Q: How do you plan to impact lives at DUT and surrounding?

A: “DUT has different platforms or tools that it has in place for us (students and staff) to make a positive impact in the communities surrounding us. We have two projects that we are currently involved in with some of my colleagues in my department. One project is with Impendle called Isithunjwana Primary school. Another project is in Eshowe with local small business owners. I am blessed just being a part of these wonderful projects. Teaching our students and communities the importance of entrepreneurship is my passion at the moment, we want to ensure that as our students leave the university, they are equipped with information that will assist them in sustaining their livelihoods and their families since the country has a high unemployment rate.”

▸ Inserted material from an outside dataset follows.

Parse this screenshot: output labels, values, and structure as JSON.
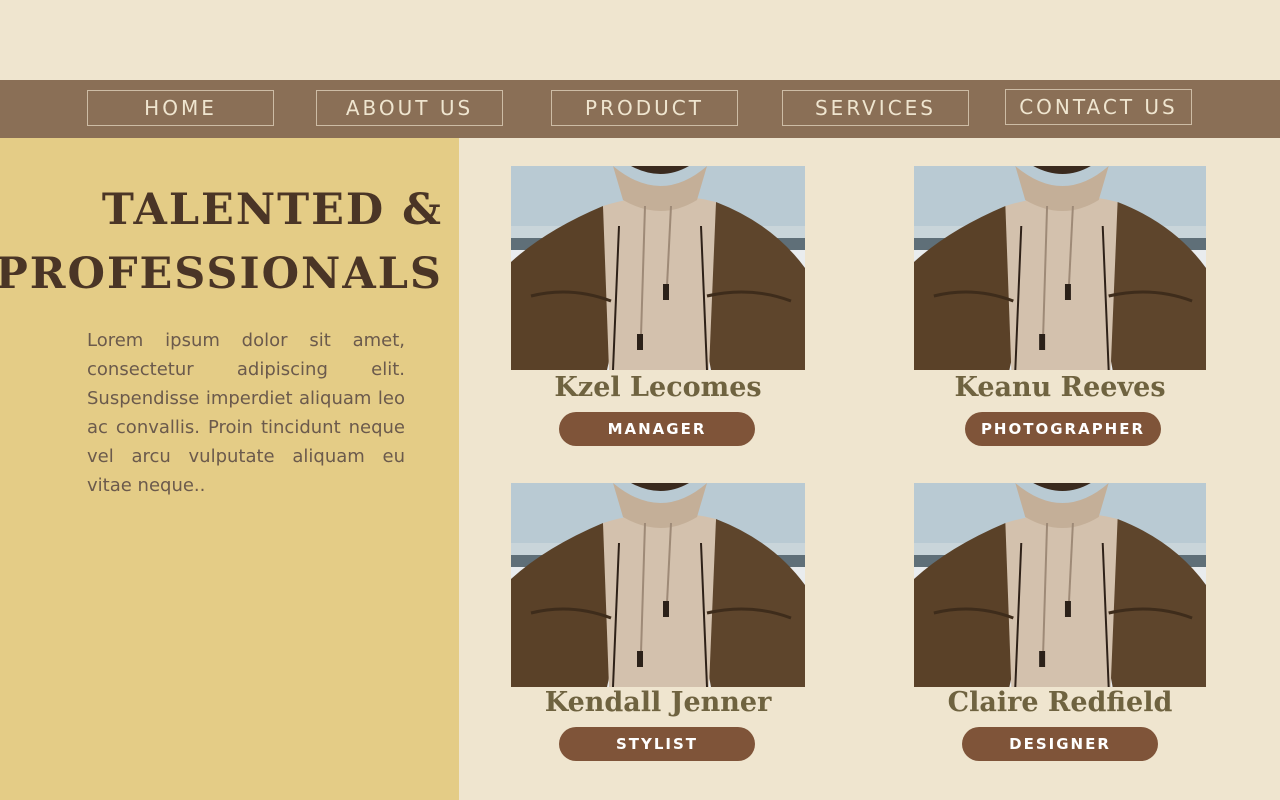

Q: What is your daily motivation? 

A: “Trying to see the good in people as much as possible.  It’s not easy and I sometimes fail in doing it, but I try by all means to remind myself that we reap what we sow.”

Q: What are your future goals with DUT?

A: “To complete my PhD by 2024. Be more involved in research based on how we can use entrepreneurship to alleviate the joblessness of graduates are facing, working together with innobiz on that one. Continue to empower our students with information and knowledge about the importance of embracing entrepreneurial thinking in everything they do.”

Q: If you were granted one wish, what would it be?

A: “I wish I would be able to spend quality time with my family travelling, first seeing our beautiful country, then our amazing continent and then the rest of the word, strictly in that order.”